Tomorrow, if you live in the Boston area and have a free evening, you should really come on down to Improv Boston in Cambridge to see me interviewed on stage for their Spotlight Series, after which I gather there will be comedy improv based upon the things that I say. IB has a talented
bunch of performers and it should be a hilarious, good time. You can also say hi to me afterwards, no doubt, as I will be there in the flesh and what-not. I mean, assuming you want to talk to me. You can also duck out the back door and dodge the goons I’ll have there waiting for you. That’s an option, too. But, you know, sooner or later you’re going to have to pay me that money you owe me, sooooo…
But I digress.
This will be the first time I will be on stage in this kind of performance setting since I left Improv Boston as a performer in 2005. In my five years with the theater, I performed in 12 different shows of varying sizes, directed and assistant directed a few shows, and was one of the architects of Quest – IB’s super-popular fantasy serial show. It was a great, great time and I made a lot of friends and learned a lot of things.

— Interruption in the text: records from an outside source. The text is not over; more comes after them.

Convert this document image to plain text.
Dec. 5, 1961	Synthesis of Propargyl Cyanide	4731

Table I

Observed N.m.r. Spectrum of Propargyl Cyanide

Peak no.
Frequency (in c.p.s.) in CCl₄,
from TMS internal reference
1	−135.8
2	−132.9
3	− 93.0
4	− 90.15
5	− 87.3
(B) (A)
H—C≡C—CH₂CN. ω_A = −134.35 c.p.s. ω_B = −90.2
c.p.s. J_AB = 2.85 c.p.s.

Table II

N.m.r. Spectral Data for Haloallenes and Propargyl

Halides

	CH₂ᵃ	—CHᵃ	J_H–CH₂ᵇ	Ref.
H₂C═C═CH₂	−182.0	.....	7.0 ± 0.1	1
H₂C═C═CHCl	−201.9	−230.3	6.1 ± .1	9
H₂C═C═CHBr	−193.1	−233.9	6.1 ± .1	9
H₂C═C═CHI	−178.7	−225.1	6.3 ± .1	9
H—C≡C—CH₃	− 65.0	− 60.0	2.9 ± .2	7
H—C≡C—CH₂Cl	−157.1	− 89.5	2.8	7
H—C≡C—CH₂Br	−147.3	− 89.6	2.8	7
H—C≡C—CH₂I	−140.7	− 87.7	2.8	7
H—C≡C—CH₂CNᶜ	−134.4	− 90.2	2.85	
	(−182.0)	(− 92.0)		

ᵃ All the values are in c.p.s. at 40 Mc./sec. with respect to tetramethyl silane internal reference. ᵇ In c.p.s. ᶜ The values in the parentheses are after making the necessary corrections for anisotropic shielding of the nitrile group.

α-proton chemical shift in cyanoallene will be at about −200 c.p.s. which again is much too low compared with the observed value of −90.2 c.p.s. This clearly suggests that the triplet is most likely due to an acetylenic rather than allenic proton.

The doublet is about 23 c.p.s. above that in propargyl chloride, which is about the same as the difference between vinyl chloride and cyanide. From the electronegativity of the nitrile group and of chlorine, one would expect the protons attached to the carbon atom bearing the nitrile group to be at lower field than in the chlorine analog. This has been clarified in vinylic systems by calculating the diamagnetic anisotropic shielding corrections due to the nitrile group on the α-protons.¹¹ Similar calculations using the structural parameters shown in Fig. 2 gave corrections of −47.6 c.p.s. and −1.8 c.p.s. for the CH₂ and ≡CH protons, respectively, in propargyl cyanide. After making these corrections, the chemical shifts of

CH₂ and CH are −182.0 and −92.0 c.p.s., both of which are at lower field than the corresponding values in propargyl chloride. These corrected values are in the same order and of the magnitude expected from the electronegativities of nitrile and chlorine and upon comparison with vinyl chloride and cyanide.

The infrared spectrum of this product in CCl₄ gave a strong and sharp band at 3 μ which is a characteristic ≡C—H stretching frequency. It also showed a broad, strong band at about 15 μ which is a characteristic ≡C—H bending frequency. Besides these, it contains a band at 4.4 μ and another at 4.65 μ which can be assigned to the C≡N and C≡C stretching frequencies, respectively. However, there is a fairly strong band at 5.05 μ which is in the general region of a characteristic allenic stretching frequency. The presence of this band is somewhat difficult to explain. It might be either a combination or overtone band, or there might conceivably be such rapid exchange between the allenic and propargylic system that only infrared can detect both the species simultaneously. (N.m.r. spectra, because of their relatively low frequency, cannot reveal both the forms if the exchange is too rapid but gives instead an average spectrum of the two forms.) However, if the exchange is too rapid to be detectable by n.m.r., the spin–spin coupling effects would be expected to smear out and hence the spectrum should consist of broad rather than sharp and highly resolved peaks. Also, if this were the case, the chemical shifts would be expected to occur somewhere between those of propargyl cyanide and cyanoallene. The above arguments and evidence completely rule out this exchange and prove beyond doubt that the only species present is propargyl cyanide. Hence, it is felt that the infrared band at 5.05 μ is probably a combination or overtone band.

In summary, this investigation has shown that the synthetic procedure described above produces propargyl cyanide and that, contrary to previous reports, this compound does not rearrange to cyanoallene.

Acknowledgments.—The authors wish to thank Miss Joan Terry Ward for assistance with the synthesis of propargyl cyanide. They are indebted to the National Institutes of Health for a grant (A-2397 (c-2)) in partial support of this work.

As the years have passed, I find my improv training comes in handy just about all the time. I am delightfully devoid of anything resembling stage fright – I will get up on stage in front of any number of people wearing anything and say whatever without really breaking a sweat (just don’t ask me to dance). I am a champion of doing things by the seat of my pants. It is very hard to knock me off-kilter when I’m teaching a class – I can work the class clown right back into the lesson without breaking stride. All of these things are life skills I either learned or honed through improv theater and have served me very well in my day-job as a lecturer and teacher.
It also helps my writing. Improv, in a lot of ways, is like the antithesis of writing a novel or story – what you do on an improv stage is collaborative, frequently aimless, and usually ephemeral. Writing a story is solitary, firmly directed, and intended to last. However, one of the biggest questions every writer fields is “where do you get your ideas” and nothing gives you a better answer than the skills you develop in improvisation. See, improv comes from everywhere and can be inspired by anything. There are stories and jokes and moments all around you, waiting to be observed. The improvisor sees these bits of inspiration, seizes upon them, and lets their imagination run rampant, free-associating and inhabiting the story they are weaving on the fly until some kind of pattern emerges to ground it. Writers basically do the same thing, just not out loud and not as quickly and not
quite so randomly. Basically, improv is accelerated storytelling, preferring spur-of-the-moment inspiration to meticulous plotting. Now, this does mean that improv rarely rises to the dramatic heights that the plotted, well-considered, well-planned, well-crafted story can, but it manages to capture the excitement of creation and the feeling of wonder that eludes authors so often in an almost effortless way. And it is absolutely perfect for brainstorming new ideas, making new connections, and approaching your outlines loosely, giving your story the permission to breathe and change organically. Improv, in short, teaches you how to be loose without being out-of-control. It teaches you to work with chaos and make something rational out of it, and there are few more apt skills you can learn to become a writer.
So, this is basically a very long and involved way of saying: why don’t you come out Thursday evening, see me in a show, and maybe get exposed to a whole new way of storytelling. I think, in the end, you’ll really enjoy it.